The athletes and guests who will be arriving in Sochi in a little over 100 days from now expect to feel comfortable, and to many, "comfort" also means a welcoming atmosphere. It took almost two years for the organizers of the Sochi Games to select 25,000 volunteers from 200,000 applicants. Apparently, though, there wasn’t enough time to train all of them how to smile. "The idea of constantly smiling isn’t really a part of our traditional mentality," Viktor Teplyakov, a leading official from the ruling United Russia Party, told me. "We have a lot of troubles and burdens weighing us down all the time." Teplyakov is responsible for coordinating the army of volunteers during the Olympics; so one can presume that he knows what he’s talking about. "Don’t expect the Sydney scenario in Russia," he said. "Our volunteers will look more like  Chinese. Even I can’t relax at home if I need to rest and feel happy. I prefer to travel in Europe."

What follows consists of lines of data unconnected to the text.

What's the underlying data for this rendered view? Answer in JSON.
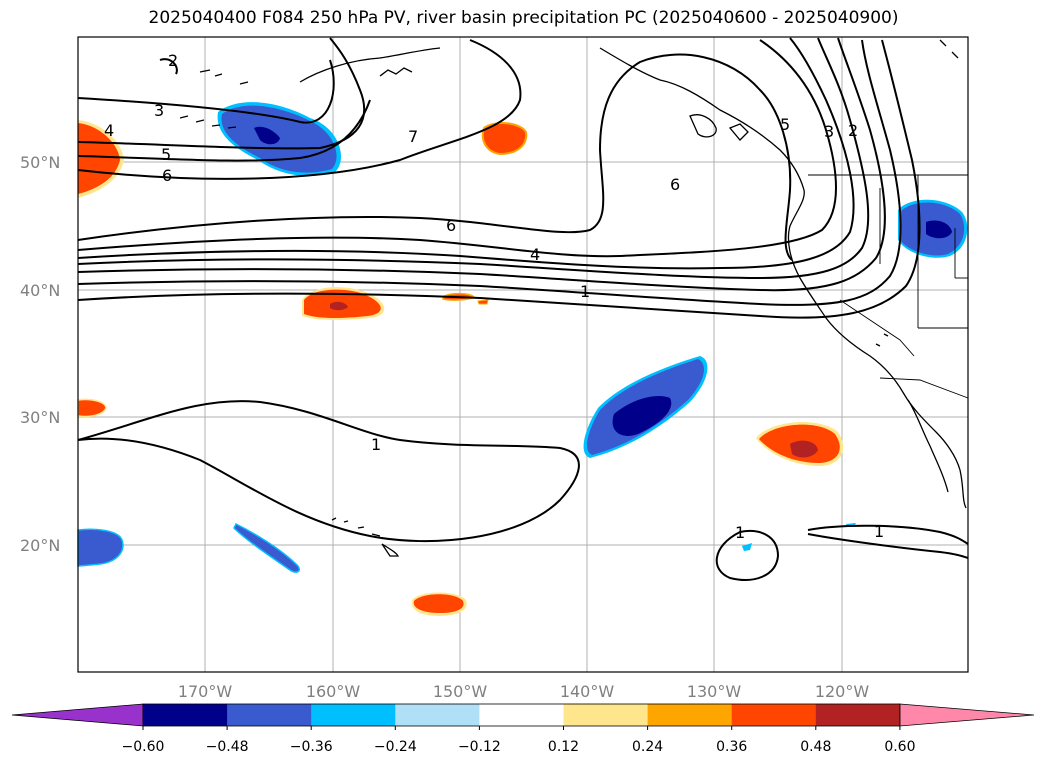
{
  "title": "2025040400 F084 250 hPa PV, river basin precipitation PC (2025040600 - 2025040900)",
  "lat_labels": [
    "50°N",
    "40°N",
    "30°N",
    "20°N"
  ],
  "lon_labels": [
    "170°W",
    "160°W",
    "150°W",
    "140°W",
    "130°W",
    "120°W"
  ],
  "contour_labels": [
    "2",
    "3",
    "4",
    "5",
    "6",
    "7",
    "6",
    "6",
    "4",
    "1",
    "1",
    "5",
    "3",
    "2",
    "1",
    "1"
  ],
  "colorbar": {
    "ticks": [
      "−0.60",
      "−0.48",
      "−0.36",
      "−0.24",
      "−0.12",
      "0.12",
      "0.24",
      "0.36",
      "0.48",
      "0.60"
    ],
    "colors": [
      "#9932cc",
      "#00008b",
      "#3a5bd0",
      "#00bfff",
      "#b0e0f8",
      "#ffffff",
      "#ffe68c",
      "#ffa500",
      "#ff4500",
      "#b22222",
      "#ff88aa"
    ]
  },
  "colors": {
    "dark_blue": "#00008b",
    "mid_blue": "#3a5bd0",
    "light_blue": "#00bfff",
    "orange_red": "#ff4500",
    "dark_red": "#b22222",
    "yellow": "#ffe68c"
  }
}
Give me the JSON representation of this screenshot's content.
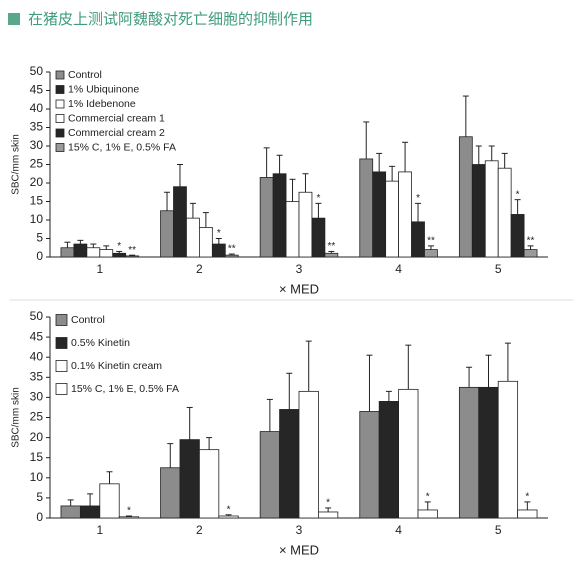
{
  "header": {
    "title": "在猪皮上测试阿魏酸对死亡细胞的抑制作用"
  },
  "chart_data": [
    {
      "type": "bar",
      "x_label": "× MED",
      "y_label": "SBC/mm skin",
      "categories": [
        "1",
        "2",
        "3",
        "4",
        "5"
      ],
      "ylim": [
        0,
        50
      ],
      "yticks": [
        0,
        5,
        10,
        15,
        20,
        25,
        30,
        35,
        40,
        45,
        50
      ],
      "legend": "top-left",
      "series": [
        {
          "name": "Control",
          "color": "#8c8c8c",
          "values": [
            2.5,
            12.5,
            21.5,
            26.5,
            32.5
          ],
          "errors": [
            1.5,
            5,
            8,
            10,
            11
          ],
          "annotations": [
            null,
            null,
            null,
            null,
            null
          ]
        },
        {
          "name": "1% Ubiquinone",
          "color": "#262626",
          "values": [
            3.5,
            19,
            22.5,
            23,
            25
          ],
          "errors": [
            1,
            6,
            5,
            5,
            5
          ],
          "annotations": [
            null,
            null,
            null,
            null,
            null
          ]
        },
        {
          "name": "1% Idebenone",
          "color": "#ffffff",
          "values": [
            2.5,
            10.5,
            15,
            20.5,
            26
          ],
          "errors": [
            1,
            4,
            6,
            4,
            4
          ],
          "annotations": [
            null,
            null,
            null,
            null,
            null
          ]
        },
        {
          "name": "Commercial cream 1",
          "color": "#ffffff",
          "values": [
            2,
            8,
            17.5,
            23,
            24
          ],
          "errors": [
            1,
            4,
            5,
            8,
            4
          ],
          "annotations": [
            null,
            null,
            null,
            null,
            null
          ]
        },
        {
          "name": "Commercial cream 2",
          "color": "#262626",
          "values": [
            1,
            3.5,
            10.5,
            9.5,
            11.5
          ],
          "errors": [
            0.5,
            1.5,
            4,
            5,
            4
          ],
          "annotations": [
            "*",
            "*",
            "*",
            "*",
            "*"
          ]
        },
        {
          "name": "15% C, 1% E, 0.5% FA",
          "color": "#9a9a9a",
          "values": [
            0.3,
            0.5,
            1,
            2,
            2
          ],
          "errors": [
            0.2,
            0.3,
            0.5,
            1,
            1
          ],
          "annotations": [
            "**",
            "**",
            "**",
            "**",
            "**"
          ]
        }
      ]
    },
    {
      "type": "bar",
      "x_label": "× MED",
      "y_label": "SBC/mm skin",
      "categories": [
        "1",
        "2",
        "3",
        "4",
        "5"
      ],
      "ylim": [
        0,
        50
      ],
      "yticks": [
        0,
        5,
        10,
        15,
        20,
        25,
        30,
        35,
        40,
        45,
        50
      ],
      "legend": "top-left",
      "series": [
        {
          "name": "Control",
          "color": "#8c8c8c",
          "values": [
            3,
            12.5,
            21.5,
            26.5,
            32.5
          ],
          "errors": [
            1.5,
            6,
            8,
            14,
            5
          ],
          "annotations": [
            null,
            null,
            null,
            null,
            null
          ]
        },
        {
          "name": "0.5% Kinetin",
          "color": "#262626",
          "values": [
            3,
            19.5,
            27,
            29,
            32.5
          ],
          "errors": [
            3,
            8,
            9,
            2.5,
            8
          ],
          "annotations": [
            null,
            null,
            null,
            null,
            null
          ]
        },
        {
          "name": "0.1% Kinetin cream",
          "color": "#ffffff",
          "values": [
            8.5,
            17,
            31.5,
            32,
            34
          ],
          "errors": [
            3,
            3,
            12.5,
            11,
            9.5
          ],
          "annotations": [
            null,
            null,
            null,
            null,
            null
          ]
        },
        {
          "name": "15% C, 1% E, 0.5% FA",
          "color": "#ffffff",
          "values": [
            0.3,
            0.5,
            1.5,
            2,
            2
          ],
          "errors": [
            0.2,
            0.3,
            1,
            2,
            2
          ],
          "annotations": [
            "*",
            "*",
            "*",
            "*",
            "*"
          ]
        }
      ]
    }
  ]
}
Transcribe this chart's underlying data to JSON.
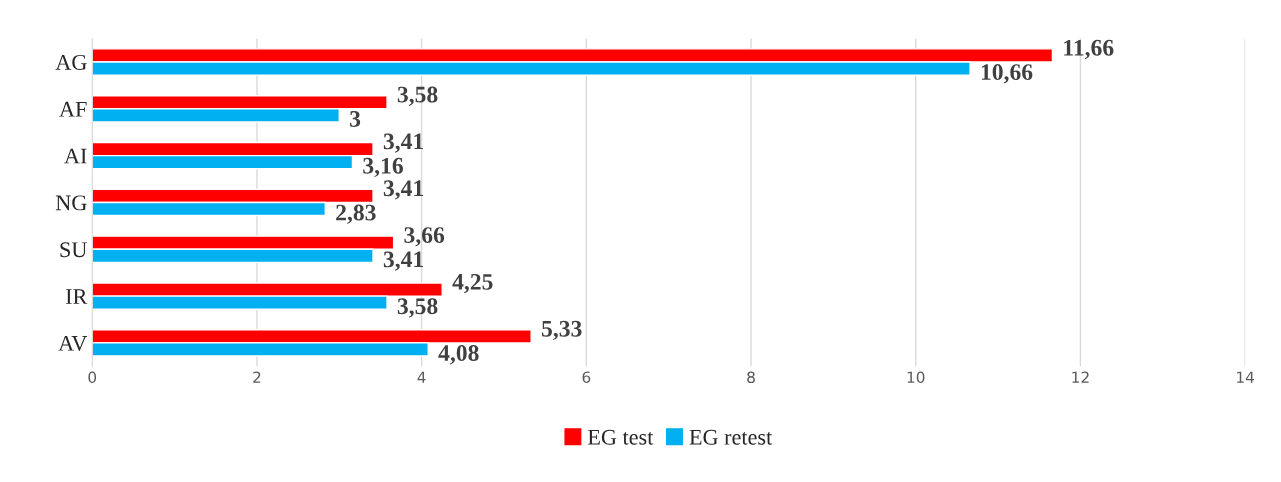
{
  "chart_data": {
    "type": "bar",
    "orientation": "horizontal",
    "categories": [
      "AG",
      "AF",
      "AI",
      "NG",
      "SU",
      "IR",
      "AV"
    ],
    "series": [
      {
        "name": "EG test",
        "color": "#ff0000",
        "values": [
          11.66,
          3.58,
          3.41,
          3.41,
          3.66,
          4.25,
          5.33
        ],
        "value_labels": [
          "11,66",
          "3,58",
          "3,41",
          "3,41",
          "3,66",
          "4,25",
          "5,33"
        ]
      },
      {
        "name": "EG retest",
        "color": "#00b0f0",
        "values": [
          10.66,
          3,
          3.16,
          2.83,
          3.41,
          3.58,
          4.08
        ],
        "value_labels": [
          "10,66",
          "3",
          "3,16",
          "2,83",
          "3,41",
          "3,58",
          "4,08"
        ]
      }
    ],
    "xlim": [
      0,
      14
    ],
    "xticks": [
      0,
      2,
      4,
      6,
      8,
      10,
      12,
      14
    ],
    "grid": "x",
    "legend": "bottom"
  }
}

Let’s face it: Russian history has more than its share of depressing topics. Many young people haven’t seen their parents smile a lot. Sadness is ingrained in their DNA. But I suspect that the Olympics could prove an exception. The volunteers will meet people from all over the world, and they’ll spend the rest of their lives carrying photos of themselves with the foreign friends they’ll make during the two weeks in February.

Back at the training center, volunteers were making wishes. Some of them walked over to the brightly lit plastic heart mounted on a stand in the training center and touched it for good luck. The pedestal bore an inscription: "Sochi.ru 2014 Volunteer Heart." Olga Samarina told me that she wants to travel to Ireland one day, while Vlada Krupkina wished that the Sochi games will be the best in Olympic history. But that’s just her latest big dream. The earlier one had already come true: She had seen Putin.